67,000 Taxis in China Will Convert From Fossil Fuels To Electric Motors
Taxis are a means of transportation for people in cities where the conventional public transportation is overburdened or unproductive. There are also some cultural factors involved here, but let’s not get ahead of ourselves here. In China, and most notably, its capital city of Beijing, is one of the most pollutant in the world. Every year there are dozens of smog alerts of life-threatening magnitude which can go as many as 10 times over the limit determined by the World Health Organization.
So, in order to tackle this problem, the Chinese government is taking tremendous strides into cutting down on fossil fuel emissions. For instance, China is currently the world leader in renewable sources of energy production and has plans of installing a fast train that zips through the huge metropolis.
Another measure was taken recently where some 67,000 out of the 71,000 taxis in Beijing, Tianjin and Hebei will have to convert from fossil fuel engines to electric ones. The timeframe in which this needs to happen is unknown as of yet, but it will be gradual and the whole deal will cost the taxi companies some $1.3 billion. In order to move things along, the Chinese government will also lend a hand here.
As some of us know, China is also the largest producer of electric vehicles in the world with over 400,000 units sold in 2016. By 2020, the government wants to have five million electric vehicles on its streets by offering subsidies that can amount to more than 70% of the total cost of the car. But these subsidies have made some room for instances of fraud. And with 200 EV companies in China, many of which have appeared in just the past five years, some don’t meet the quality guidelines to compete with the likes of Tesla or General Motors. This is why, as of January 2017, the subsidies at the local government level have been capped at 50%.
“In the long term, this is going to help the industry to develop in a healthy way, but in the short term it’ll put pressure on even the big manufacturers,” Ka Leong Lo, Hong Kong-based analyst at Maybank Kim Eng Securities, told China Daily.
“The reason the ministry is putting a cap on local government subsidies is mainly because it wants to weed out frauds.”

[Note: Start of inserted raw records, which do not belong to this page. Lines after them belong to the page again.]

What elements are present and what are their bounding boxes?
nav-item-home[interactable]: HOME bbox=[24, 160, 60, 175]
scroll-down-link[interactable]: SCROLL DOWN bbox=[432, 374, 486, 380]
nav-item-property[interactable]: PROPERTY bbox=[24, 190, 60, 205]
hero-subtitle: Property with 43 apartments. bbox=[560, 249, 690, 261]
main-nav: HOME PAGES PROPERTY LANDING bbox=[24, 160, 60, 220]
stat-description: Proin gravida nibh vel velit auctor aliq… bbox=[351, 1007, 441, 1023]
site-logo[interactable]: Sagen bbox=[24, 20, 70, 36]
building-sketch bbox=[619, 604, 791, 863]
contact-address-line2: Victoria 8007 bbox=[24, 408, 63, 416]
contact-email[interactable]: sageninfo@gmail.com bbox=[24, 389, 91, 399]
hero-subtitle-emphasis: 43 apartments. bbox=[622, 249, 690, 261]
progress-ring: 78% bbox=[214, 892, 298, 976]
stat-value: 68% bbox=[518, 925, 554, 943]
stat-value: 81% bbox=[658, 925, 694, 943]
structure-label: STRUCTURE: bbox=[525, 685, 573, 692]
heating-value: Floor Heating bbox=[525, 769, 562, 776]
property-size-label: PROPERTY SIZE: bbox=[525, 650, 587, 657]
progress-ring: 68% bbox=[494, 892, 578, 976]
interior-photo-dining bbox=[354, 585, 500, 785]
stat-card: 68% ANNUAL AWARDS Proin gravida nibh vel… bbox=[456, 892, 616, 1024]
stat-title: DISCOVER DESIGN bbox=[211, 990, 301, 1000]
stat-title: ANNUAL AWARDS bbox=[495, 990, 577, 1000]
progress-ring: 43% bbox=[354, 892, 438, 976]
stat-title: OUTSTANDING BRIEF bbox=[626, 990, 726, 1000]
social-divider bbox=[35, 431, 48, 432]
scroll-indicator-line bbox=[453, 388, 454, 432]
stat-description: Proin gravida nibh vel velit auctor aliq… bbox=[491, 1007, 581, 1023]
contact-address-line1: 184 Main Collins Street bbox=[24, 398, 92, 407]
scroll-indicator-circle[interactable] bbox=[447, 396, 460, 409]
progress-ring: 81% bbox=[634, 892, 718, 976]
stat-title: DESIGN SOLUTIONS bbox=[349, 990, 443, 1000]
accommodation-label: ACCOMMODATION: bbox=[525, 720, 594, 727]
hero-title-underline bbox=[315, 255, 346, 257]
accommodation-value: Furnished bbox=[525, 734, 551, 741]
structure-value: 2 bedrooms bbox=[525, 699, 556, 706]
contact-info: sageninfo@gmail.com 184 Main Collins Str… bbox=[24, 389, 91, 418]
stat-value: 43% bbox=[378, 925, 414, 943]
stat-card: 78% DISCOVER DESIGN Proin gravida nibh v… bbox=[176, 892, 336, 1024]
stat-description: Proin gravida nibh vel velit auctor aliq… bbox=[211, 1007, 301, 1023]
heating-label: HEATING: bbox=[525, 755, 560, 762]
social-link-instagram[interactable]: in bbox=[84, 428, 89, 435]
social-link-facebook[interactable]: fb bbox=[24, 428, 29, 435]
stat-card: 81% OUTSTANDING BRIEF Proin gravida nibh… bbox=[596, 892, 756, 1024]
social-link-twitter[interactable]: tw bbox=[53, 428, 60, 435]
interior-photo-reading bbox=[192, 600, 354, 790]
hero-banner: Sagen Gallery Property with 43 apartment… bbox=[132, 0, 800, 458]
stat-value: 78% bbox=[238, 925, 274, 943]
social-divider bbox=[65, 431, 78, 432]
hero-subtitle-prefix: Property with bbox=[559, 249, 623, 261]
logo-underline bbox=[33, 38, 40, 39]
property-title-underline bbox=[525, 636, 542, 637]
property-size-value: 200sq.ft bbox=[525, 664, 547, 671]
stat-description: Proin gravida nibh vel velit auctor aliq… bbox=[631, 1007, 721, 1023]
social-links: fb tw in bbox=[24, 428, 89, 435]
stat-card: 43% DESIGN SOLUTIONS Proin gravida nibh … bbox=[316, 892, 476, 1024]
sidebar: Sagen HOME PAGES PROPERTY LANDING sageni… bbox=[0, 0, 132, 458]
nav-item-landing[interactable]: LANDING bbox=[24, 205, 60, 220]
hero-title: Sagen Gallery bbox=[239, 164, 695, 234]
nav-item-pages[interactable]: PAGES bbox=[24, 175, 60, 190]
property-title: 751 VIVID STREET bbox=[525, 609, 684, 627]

But even with this cap in mind, taxis shouldn’t have a tremendously hard time in changing their fleet of cars. The biggest challenge, however, is the lack of a charging infrastructure. In 2014, for instance, only 200 electric cabs were added to the Beijing fleet of taxis and the drivers complained of the queues formed at the charging stations that could last even as long as six hours. If this plan should ever come to fruition and 67,000 taxis should be converted to electric engines, then Beijing will need to add 100 times as many charging stations than it has now.